«Ich habe das Dogma des ‚Ich und Die‘ gebrochen.»

Vor kurzem wurden die Teaching Excellence Awards verliehen, durch welche „gute Lehre ins Blickfeld“ gerückt werden soll. Eine Jury wertete 800 Nominationen aus, um schliesslich sieben Preise in fünf Kategorien vergeben. Der Preis in der Kategorie „Lehrdogmenbrecher“ ging an Jens Gaab, Professor der Klinischen Psychologie und Psychotherapie an der Universität Basel. Im Interview erklärt er mir mehr über seine Ansichten zur Lehre.

Was ist eigentlich überhaupt ein Lehrdogma?

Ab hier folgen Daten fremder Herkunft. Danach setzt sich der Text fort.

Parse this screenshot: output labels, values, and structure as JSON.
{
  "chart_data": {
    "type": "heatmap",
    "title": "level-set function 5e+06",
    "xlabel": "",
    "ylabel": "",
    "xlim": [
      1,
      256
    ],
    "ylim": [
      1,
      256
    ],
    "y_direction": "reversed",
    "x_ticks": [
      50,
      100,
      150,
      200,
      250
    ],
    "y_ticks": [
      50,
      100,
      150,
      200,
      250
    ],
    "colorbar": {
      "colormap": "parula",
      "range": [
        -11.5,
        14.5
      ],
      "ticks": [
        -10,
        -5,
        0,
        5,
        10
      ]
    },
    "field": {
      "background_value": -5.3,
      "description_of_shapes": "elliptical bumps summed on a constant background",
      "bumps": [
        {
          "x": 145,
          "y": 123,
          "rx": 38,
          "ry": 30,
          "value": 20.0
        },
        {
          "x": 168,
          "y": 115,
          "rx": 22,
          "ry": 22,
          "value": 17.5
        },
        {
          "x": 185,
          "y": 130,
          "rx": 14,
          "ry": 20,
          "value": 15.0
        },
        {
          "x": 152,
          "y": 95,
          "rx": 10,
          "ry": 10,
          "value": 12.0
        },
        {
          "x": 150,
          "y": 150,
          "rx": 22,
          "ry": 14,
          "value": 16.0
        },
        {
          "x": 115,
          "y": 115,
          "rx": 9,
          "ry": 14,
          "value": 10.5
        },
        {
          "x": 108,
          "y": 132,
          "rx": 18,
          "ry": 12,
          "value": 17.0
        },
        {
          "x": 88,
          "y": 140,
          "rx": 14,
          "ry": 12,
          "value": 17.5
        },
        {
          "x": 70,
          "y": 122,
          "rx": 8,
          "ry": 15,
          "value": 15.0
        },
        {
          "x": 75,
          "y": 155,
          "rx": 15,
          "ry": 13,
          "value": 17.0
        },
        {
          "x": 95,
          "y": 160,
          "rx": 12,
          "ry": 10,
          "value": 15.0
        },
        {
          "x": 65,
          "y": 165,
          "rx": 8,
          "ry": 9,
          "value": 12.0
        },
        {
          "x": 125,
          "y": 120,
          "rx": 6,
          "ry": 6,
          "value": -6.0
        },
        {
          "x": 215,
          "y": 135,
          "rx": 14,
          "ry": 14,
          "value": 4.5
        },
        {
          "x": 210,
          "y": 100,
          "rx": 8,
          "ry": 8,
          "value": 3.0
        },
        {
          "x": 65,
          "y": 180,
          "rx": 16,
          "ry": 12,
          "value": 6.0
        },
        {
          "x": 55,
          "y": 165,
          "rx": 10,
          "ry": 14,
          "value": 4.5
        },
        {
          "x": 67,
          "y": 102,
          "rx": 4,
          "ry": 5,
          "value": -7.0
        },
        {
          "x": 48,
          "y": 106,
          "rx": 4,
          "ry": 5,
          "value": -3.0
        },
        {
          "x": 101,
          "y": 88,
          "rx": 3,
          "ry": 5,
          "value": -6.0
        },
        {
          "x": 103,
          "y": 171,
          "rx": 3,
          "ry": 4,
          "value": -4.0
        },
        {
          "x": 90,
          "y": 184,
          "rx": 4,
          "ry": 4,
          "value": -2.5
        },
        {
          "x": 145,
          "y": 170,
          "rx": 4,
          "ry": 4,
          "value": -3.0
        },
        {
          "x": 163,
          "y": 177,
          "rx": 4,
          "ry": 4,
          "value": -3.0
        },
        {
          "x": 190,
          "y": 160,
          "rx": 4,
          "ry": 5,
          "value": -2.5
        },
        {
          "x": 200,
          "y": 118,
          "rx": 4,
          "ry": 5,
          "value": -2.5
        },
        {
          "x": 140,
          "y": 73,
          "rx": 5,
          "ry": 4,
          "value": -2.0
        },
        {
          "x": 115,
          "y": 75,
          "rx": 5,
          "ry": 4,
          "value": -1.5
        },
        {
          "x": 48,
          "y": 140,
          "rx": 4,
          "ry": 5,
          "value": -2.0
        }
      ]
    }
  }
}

Ich habe mich das auch gefragt. Es war mir nicht bewusst, dass ich da etwas gebrochen habe. Anscheinend haben mich Studierende in dieser Kategorie nominiert. Das mich sehr freut, denn die Studierenden sind mir sehr wichtig. Doch habe ich mich auch gefragt, wie ich mir das erklären kann. Ich habe schon vor einer Weile für mich selbst ein Dogma gebrochen: Ich kam irgendwann an einen Punkt, an dem ich die Lehre als einseitig wahrgenommen habe. Ich habe dann das Dogma des „Ich und Die“ über den Haufen geworfen. Es sind nämlich „Wir“, die gemeinsam studieren. Bei mir hat das eine grosse Veränderung ausgelöst. Ich habe gemerkt, ich bin gar nicht der einzige Verantwortliche, sondern die Studierenden und ich sind gemeinsam verantwortlich. Das hat dann dazu geführt, dass ich andere Präsentationsformen gesucht habe. Zum Beispiel verwende ich nicht mehr PowerPoint, sondern Mind-Maps, wir gehen in Originalartikel rein, ich lade Vortragende ein oder spiele auch mal einen Patienten. Dadurch ist es für mich viel einfacher geworden, Lehre zu machen. Ich stelle mich nicht mehr vorne hin, sondern habe das Gefühl, ich kommuniziere mit den Studierenden.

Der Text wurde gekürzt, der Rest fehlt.